As guitarist and chief songwriter for prog-metal stalwarts Fates Warning, Jim Matheos’ stock-in-trade had always been in wildly complicated pull-off riffs and unclassifiable time signatures as the foundation for ten-minute songs about guardians and wizards. When he set out on his own, however, Matheos paired up with cellist Eugene Friesen and violinist Charlie Bisharat and delivered something closer to a three-piece new age album. Employing some very unconventional alternate tunings and an extremely restrained acoustic style, First Impressions showed that Matheos’ ear for classical arrangements was just as strong as his skill with bombastic Iron Maiden-esque metal. Bisharat would bring his violin wizardry back for Matheos’ second solo album, 1999’s Away with Words, but by then the guitar god had moved towards a sound closer to full-band jazz experiments than to the understated duets of this first release.

John Petrucci & Jordan Rudess, An Evening With John Petrucci & Jordan Rudess (2000)
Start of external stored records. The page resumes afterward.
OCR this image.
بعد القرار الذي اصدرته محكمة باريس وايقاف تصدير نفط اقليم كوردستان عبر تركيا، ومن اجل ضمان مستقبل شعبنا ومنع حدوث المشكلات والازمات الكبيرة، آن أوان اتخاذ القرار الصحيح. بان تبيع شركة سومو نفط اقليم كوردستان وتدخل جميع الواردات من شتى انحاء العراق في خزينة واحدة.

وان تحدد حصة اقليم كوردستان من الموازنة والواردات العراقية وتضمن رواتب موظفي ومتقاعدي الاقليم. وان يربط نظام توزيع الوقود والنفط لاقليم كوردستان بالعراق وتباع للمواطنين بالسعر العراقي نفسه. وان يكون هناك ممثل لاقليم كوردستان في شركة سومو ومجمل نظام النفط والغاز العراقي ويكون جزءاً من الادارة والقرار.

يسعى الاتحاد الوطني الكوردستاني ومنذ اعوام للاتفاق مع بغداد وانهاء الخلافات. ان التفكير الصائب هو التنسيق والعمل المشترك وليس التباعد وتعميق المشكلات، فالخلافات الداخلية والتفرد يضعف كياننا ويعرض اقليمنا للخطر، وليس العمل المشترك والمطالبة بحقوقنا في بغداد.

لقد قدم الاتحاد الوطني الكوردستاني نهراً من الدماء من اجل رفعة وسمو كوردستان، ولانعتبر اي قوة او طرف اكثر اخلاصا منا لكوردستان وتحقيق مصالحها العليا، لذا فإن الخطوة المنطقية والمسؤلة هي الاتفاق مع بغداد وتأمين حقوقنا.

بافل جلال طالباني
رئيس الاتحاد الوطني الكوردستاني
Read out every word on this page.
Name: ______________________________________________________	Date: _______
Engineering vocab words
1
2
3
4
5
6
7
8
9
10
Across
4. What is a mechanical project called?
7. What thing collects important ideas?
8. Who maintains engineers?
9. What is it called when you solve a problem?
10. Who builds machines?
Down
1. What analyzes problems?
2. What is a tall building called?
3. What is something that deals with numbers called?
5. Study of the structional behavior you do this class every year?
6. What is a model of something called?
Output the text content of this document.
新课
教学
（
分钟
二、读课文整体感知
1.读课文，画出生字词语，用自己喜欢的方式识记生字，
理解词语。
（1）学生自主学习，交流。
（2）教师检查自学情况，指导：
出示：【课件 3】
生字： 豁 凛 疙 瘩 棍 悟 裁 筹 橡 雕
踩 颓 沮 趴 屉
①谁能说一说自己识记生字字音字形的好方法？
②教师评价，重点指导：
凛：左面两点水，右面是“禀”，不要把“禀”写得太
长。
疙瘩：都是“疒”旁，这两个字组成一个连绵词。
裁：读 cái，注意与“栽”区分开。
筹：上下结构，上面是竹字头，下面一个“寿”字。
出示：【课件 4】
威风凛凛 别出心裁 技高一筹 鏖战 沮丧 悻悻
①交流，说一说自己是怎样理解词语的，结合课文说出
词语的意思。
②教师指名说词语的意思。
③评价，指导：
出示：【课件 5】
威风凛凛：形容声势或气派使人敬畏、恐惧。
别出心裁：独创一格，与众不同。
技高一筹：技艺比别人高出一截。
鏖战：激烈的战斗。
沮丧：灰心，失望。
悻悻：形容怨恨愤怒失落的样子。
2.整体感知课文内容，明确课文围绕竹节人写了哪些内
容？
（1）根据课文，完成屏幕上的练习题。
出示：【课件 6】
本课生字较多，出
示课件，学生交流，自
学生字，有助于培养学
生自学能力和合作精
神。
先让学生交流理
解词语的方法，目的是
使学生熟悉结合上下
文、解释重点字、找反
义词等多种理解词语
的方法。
While 2005’s Suspended Animation was the onslaught of wild arpeggios and 256th-note harmonized runs everyone was expecting, this first release suggested John Petrucci may actually be capable of more than even he had already let on. In his work with metal heroes Dream Theater and prog freaks Liquid Tension Experiment, Petrucci had dabbled at times in classical and jazz guitar, but for this one-off album with bandmate and keyboardist Jordan Rudess, the metal was removed from the equation entirely. Recorded live in New York City, Petrucci seized the opportunity granted by the one-off concert to indulge every experimental whim he so desired. Considering the more consistently heavy direction Petrucci’s band was heading in, this album becomes less a live document than a fleeting portrait of a progressive guitarist with metal tendencies, rather than the metal guitarist with progressive tendencies, as Dream Theater’s later output would paint him.
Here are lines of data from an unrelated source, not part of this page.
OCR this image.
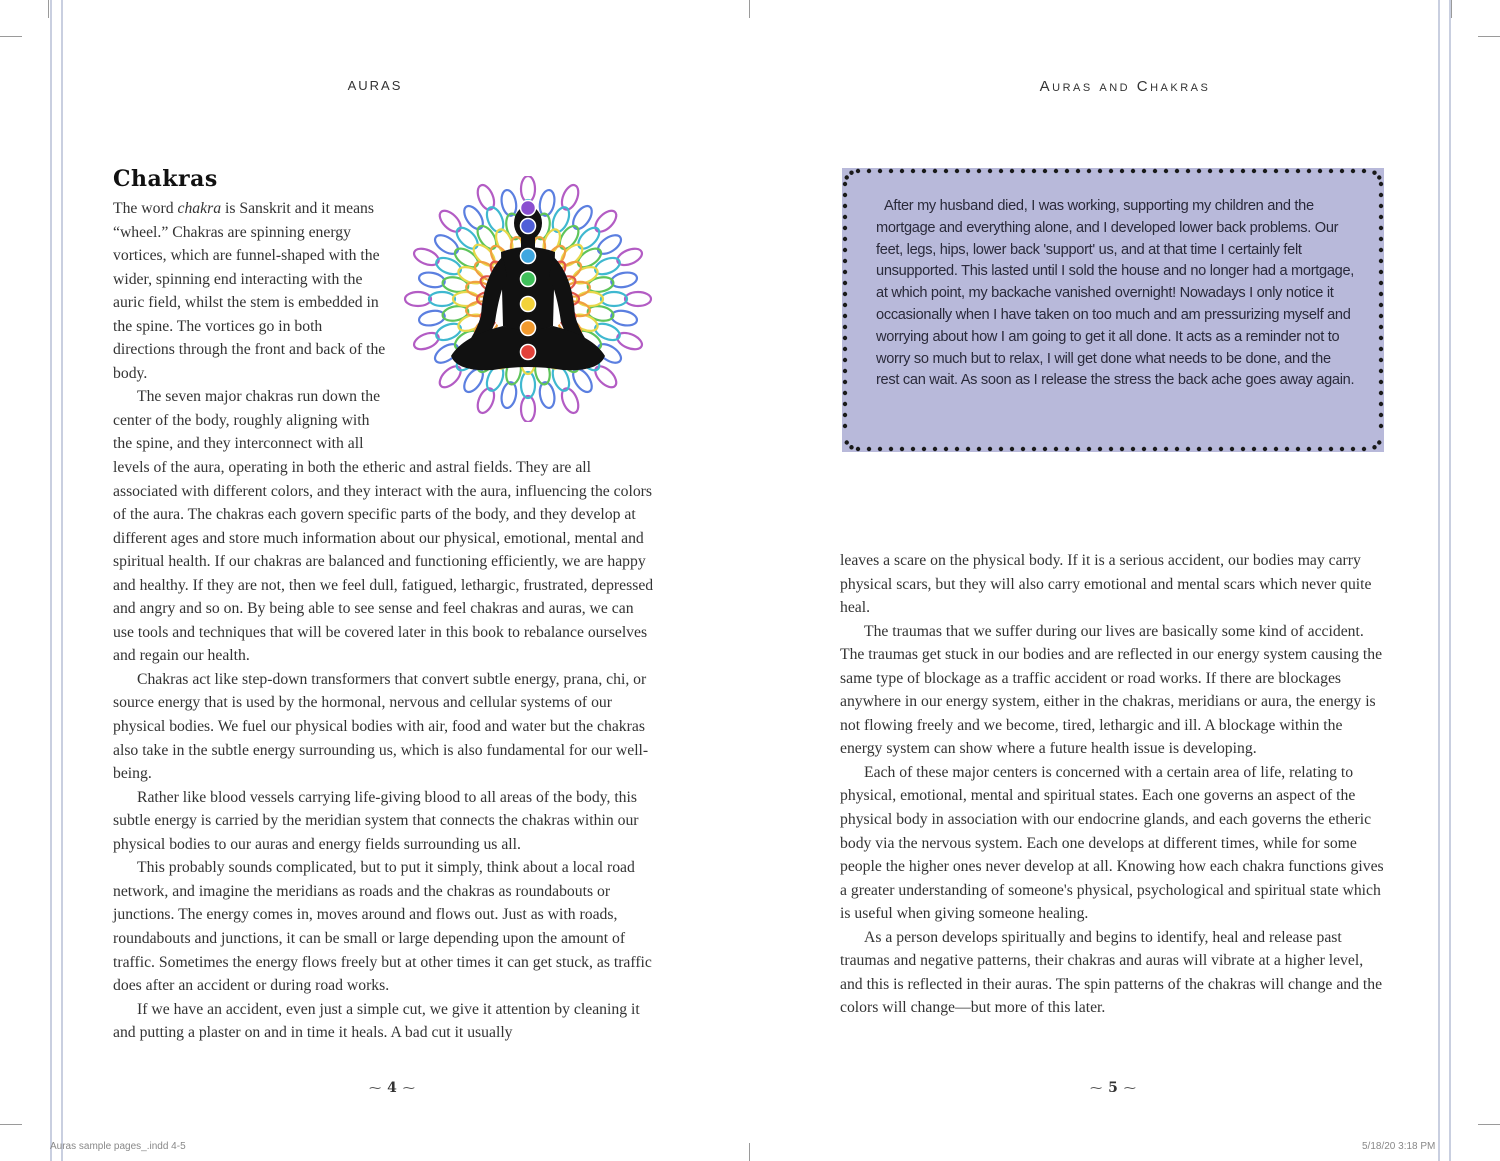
AURAS
Chakras

The word chakra is Sanskrit and it means “wheel.” Chakras are spinning energy vortices, which are funnel-shaped with the wider, spinning end interacting with the auric field, whilst the stem is embedded in the spine. The vortices go in both directions through the front and back of the body.

The seven major chakras run down the center of the body, roughly aligning with the spine, and they interconnect with all levels of the aura, operating in both the etheric and astral fields. They are all associated with different colors, and they interact with the aura, influencing the colors of the aura. The chakras each govern specific parts of the body, and they develop at different ages and store much information about our physical, emotional, mental and spiritual health. If our chakras are balanced and functioning efficiently, we are happy and healthy. If they are not, then we feel dull, fatigued, lethargic, frustrated, depressed and angry and so on. By being able to see sense and feel chakras and auras, we can use tools and techniques that will be covered later in this book to rebalance ourselves and regain our health.

Chakras act like step-down transformers that convert subtle energy, prana, chi, or source energy that is used by the hormonal, nervous and cellular systems of our physical bodies. We fuel our physical bodies with air, food and water but the chakras also take in the subtle energy surrounding us, which is also fundamental for our well-being.

Rather like blood vessels carrying life-giving blood to all areas of the body, this subtle energy is carried by the meridian system that connects the chakras within our physical bodies to our auras and energy fields surrounding us all.

This probably sounds complicated, but to put it simply, think about a local road network, and imagine the meridians as roads and the chakras as roundabouts or junctions. The energy comes in, moves around and flows out. Just as with roads, roundabouts and junctions, it can be small or large depending upon the amount of traffic. Sometimes the energy flows freely but at other times it can get stuck, as traffic does after an accident or during road works.

If we have an accident, even just a simple cut, we give it attention by cleaning it and putting a plaster on and in time it heals. A bad cut it usually

Auras and Chakras

After my husband died, I was working, supporting my children and the mortgage and everything alone, and I developed lower back problems. Our feet, legs, hips, lower back 'support' us, and at that time I certainly felt unsupported. This lasted until I sold the house and no longer had a mortgage, at which point, my backache vanished overnight! Nowadays I only notice it occasionally when I have taken on too much and am pressurizing myself and worrying about how I am going to get it all done. It acts as a reminder not to worry so much but to relax, I will get done what needs to be done, and the rest can wait. As soon as I release the stress the back ache goes away again.

leaves a scare on the physical body. If it is a serious accident, our bodies may carry physical scars, but they will also carry emotional and mental scars which never quite heal.

The traumas that we suffer during our lives are basically some kind of accident. The traumas get stuck in our bodies and are reflected in our energy system causing the same type of blockage as a traffic accident or road works. If there are blockages anywhere in our energy system, either in the chakras, meridians or aura, the energy is not flowing freely and we become, tired, lethargic and ill. A blockage within the energy system can show where a future health issue is developing.

Each of these major centers is concerned with a certain area of life, relating to physical, emotional, mental and spiritual states. Each one governs an aspect of the physical body in association with our endocrine glands, and each governs the etheric body via the nervous system. Each one develops at different times, while for some people the higher ones never develop at all. Knowing how each chakra functions gives a greater understanding of someone's physical, psychological and spiritual state which is useful when giving someone healing.

As a person develops spiritually and begins to identify, heal and release past traumas and negative patterns, their chakras and auras will vibrate at a higher level, and this is reflected in their auras. The spin patterns of the chakras will change and the colors will change—but more of this later.

⁓ 4 ⁓	⁓ 5 ⁓
Auras sample pages_.indd 4-5	5/18/20 3:18 PM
Black Light Burns, Cruel Melody (2007)

Black Light Burns is really the revolving door outfit of former Limp Bizkit guitarist Wes Borland, whose work in that band often hinted at something smarter and more adventurous than the bottom-heavy riffing upon which so many Bizkit songs relied. Once he’d left the band for good, Borland was free to fully explore some of the 7-string alternate-tuning weirdness only occasionally used fully in his previous group. The riffing and power chords are still there, sort of, but Borland instead drives the songs with Buckethead-esque noodling and some very ingenious digital delay arpeggiation tricks. It’s tempting to say this album came entirely out of left field, but Borland’s style had shown elements of this space-metal all along. By teaming up with producer and part-time Nine Inch Nail Danny Lohner to create a sound complementary to his style, he was able to prove once and for all who was really the musical brain behind what was arguably the biggest metal group of the late 1990s, and that writing chart-topping riffouts was actually the easy part of his old job.